Effiziente Entwicklungsphase


So verlief die Konzeption des Spiels, also die Phase der Vorproduktion, die von Sommer bis Herbst 2010 andauerte. Im Herbst existierte bereits ein früher Prototyp, in dem eine einfache Spielwelt mit Münzen und Blöcken bestückt war. Die Spielfigur war noch nicht entworfen worden, stattdessen wurde in diesem Prototyp ein Block als Platzhalter gesteuert. Die weiteren Arbeiten am Spiel verliefen sehr schnell, denn bereits im November 2011 kam es als „Super Mario 3D Land“ auf den Markt. Der Titel ist eine Hommage an „Super Mario Land“, das 1989 für den Game Boy erschienene erste 2D-„Mario“ für einen Handheld. Er kam erst im späten Entwicklungsprozess ins Spiel; ursprünglich war geplant, dass „Super Mario 3D Land“ einen nummerierten Titel bekommt („Super Mario 11“?!).

Nur anderthalb Jahre dauerte die Entwicklung von „3D Land“ also; 45 Nintendo-Angestellte, größtenteils von EAD Tokyo, waren beteiligt. Wenn man bedenkt, dass es sich um eine komplette Neuentwicklung handelt, war das Spiel wirklich in Rekordzeit vollendet. Andererseits wurden einige Grafik- und Ton-Elemente aus den „Galaxy“-Spielen recycelt. Laut Hayashida wurde die schnelle Komplettierung des Projektes möglich, indem man die anfängliche Philosophie „Lasst uns in kurzer Zeit das bestmögliche Spiel machen“ änderte in „Was können wir in der kurzen Zeit machen, damit das Spiel so gut wie möglich wird?“ Das Team war außerdem sehr erfahren und ging äußerst effizient und zeitsparend vor, um den Titel zu realisieren.

Entscheidende Erdbebenkatastrophe


Doch ganz so reibungslos wie eben geschildert lief die Entwicklung des Spiels dann doch nicht ab.

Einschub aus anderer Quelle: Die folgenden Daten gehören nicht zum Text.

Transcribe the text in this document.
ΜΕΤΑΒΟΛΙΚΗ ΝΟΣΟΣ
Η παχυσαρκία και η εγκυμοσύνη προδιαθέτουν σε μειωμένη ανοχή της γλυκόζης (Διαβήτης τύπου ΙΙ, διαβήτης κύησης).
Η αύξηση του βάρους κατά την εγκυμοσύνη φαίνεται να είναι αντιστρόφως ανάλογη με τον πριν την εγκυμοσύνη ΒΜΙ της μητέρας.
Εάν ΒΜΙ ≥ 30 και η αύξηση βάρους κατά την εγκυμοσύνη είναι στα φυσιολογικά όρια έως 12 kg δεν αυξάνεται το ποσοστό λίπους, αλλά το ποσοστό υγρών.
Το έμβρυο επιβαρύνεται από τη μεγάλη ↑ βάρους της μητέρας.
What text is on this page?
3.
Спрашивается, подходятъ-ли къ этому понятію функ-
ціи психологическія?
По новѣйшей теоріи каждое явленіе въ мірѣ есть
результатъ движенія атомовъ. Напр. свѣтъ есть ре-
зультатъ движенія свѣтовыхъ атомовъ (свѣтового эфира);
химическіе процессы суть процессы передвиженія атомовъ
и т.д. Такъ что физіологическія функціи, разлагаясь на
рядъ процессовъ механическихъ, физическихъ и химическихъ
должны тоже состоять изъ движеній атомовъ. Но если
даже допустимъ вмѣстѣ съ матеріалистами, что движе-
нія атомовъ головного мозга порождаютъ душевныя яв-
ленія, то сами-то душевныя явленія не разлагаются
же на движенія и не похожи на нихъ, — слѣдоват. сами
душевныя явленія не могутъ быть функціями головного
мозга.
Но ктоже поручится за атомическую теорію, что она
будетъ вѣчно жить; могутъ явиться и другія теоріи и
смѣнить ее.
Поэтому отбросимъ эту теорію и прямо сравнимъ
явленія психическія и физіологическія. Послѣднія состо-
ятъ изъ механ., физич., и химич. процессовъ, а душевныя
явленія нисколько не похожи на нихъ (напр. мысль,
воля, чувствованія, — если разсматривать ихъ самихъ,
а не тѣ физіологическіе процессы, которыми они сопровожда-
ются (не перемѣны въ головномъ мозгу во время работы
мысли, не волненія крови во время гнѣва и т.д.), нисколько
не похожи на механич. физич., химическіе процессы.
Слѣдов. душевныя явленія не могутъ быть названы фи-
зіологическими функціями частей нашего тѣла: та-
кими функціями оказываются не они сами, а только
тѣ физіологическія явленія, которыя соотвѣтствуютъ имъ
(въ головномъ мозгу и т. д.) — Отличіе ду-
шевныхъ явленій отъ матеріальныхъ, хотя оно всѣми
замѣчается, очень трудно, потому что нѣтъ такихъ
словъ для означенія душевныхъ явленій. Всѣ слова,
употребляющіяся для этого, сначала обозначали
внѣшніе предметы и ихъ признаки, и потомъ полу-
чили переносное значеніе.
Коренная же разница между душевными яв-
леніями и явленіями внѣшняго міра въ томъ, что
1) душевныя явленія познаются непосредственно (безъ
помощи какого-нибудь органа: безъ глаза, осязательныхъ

Da sich der 3DS 2011 äußerst schleppend verkaufte, gab Nintendo alles darum, „3D Land“ noch rechtzeitig Ende 2011 auf den Markt bringen zu können. Damit dies möglich wurde, war die Hilfe eines externen Nintendo-Studios nötig. Die Wahl fiel auf Brownie Brown (heute 1-UP Studio), das ebenfalls in Tokyo ansässig ist. Im Abspann von „3D Land“ sind zwei Mitarbeiter des Studios aufgelistet.

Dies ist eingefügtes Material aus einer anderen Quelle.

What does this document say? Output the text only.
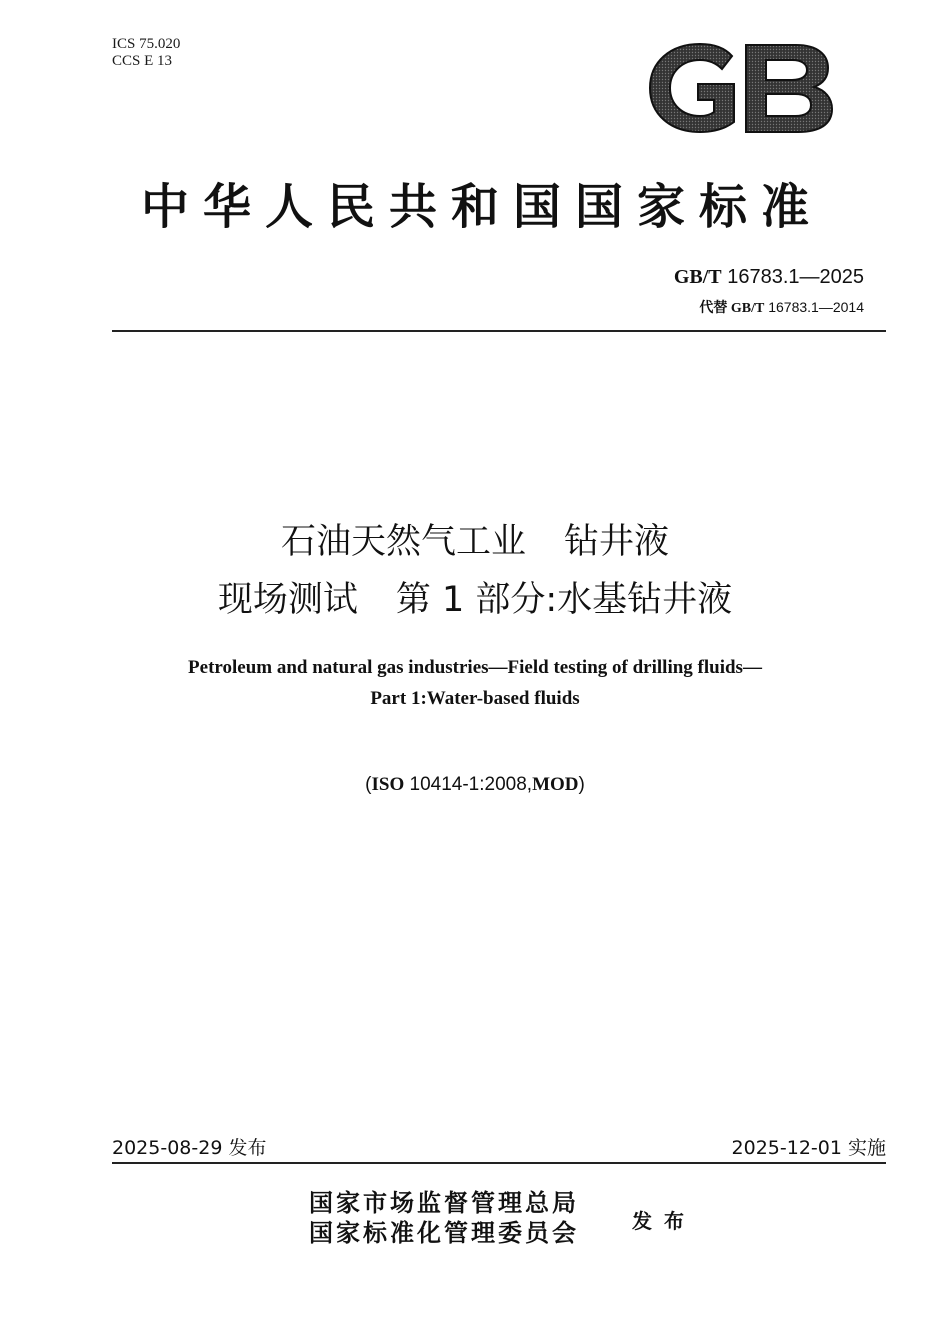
ICS 75.020
CCS E 13
中华人民共和国国家标准
GB/T 16783.1—2025
代替 GB/T 16783.1—2014
石油天然气工业 钻井液
现场测试 第 1 部分:水基钻井液
Petroleum and natural gas industries—Field testing of drilling fluids—
Part 1:Water-based fluids
(ISO 10414-1:2008,MOD)
2025-08-29 发布	2025-12-01 实施
国家市场监督管理总局
国家标准化管理委员会	发布
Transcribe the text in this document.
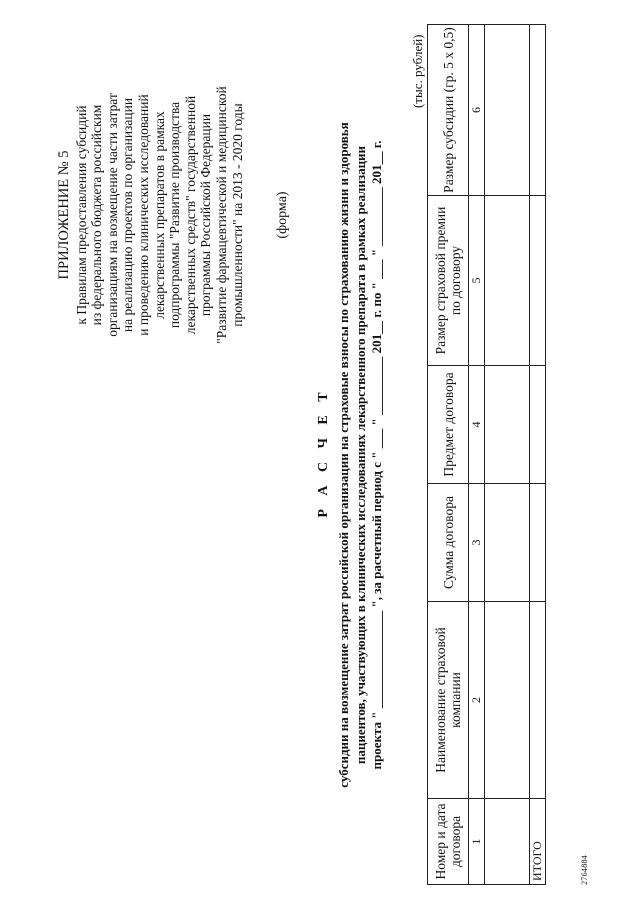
ПРИЛОЖЕНИЕ № 5 к Правилам предоставления субсидий из федерального бюджета российским организациям на возмещение части затрат на реализацию проектов по организации и проведению клинических исследований лекарственных препаратов в рамках подпрограммы "Развитие производства лекарственных средств" государственной программы Российской Федерации "Развитие фармацевтической и медицинской промышленности" на 2013 - 2020 годы (форма)
Р А С Ч Е Т субсидии на возмещение затрат российской организации на страховые взносы по страхованию жизни и здоровья пациентов, участвующих в клинических исследованиях лекарственного препарата в рамках реализации проекта " _______________ ", за расчетный период с " ___ " _________ 201__ г. по " ___ " _________ 201__ г.
(тыс. рублей)
Номер и дата договора	Наименование страховой компании	Сумма договора	Предмет договора	Размер страховой премии по договору	Размер субсидии (гр. 5 х 0,5)
1	2	3	4	5	6

ИТОГО						2764884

Am 11. März 2011 erklärte Hayashida den Brownie Brown-Teammitgliedern, welche Designphilosophie sein Team verfolgte. Während des Meetings bebte plötzlich die Erde. Tokyo wird häufig von Erdbeben heimgesucht, für die Entwickler also mehr oder weniger normal, doch es folgte ein zweites, viel stärkeres Beben. Hayashida und seine Entwickler waren verunsichert, gingen schließlich in Deckung unter die Bürotische. Hayashida hörte das Knacken der Wände; er befand sich im fünften Stock und befürchtete, das Gebäude werde einstürzen. Doch die Entwickler hatten Glück: Das Tōhoku-Erdbeben 2011 verursachte zwar leichte Schäden an Nintendos Tokyo-Gebäude, ließ es aber nicht einstürzen.

Eine Woche lang musste das Büro geschlossen bleiben und es stand nicht fest, ob die Entwicklung des Spiels hier fortfahren könnte, immerhin folgte auf das Erdbeben eine Tsunami- und Kernkraftkatastrophe. Hayashida blieb in dieser Zeit fast nur zu Hause. Normalerweise treffen sich die Nintendo-Angestellten in ihrer Freizeit nicht; Hayashida aber tauschte seine E-Mail-Adresse mit allen Teammitgliedern aus und richtete ein Forum ein, damit das Team kommunizieren konnte.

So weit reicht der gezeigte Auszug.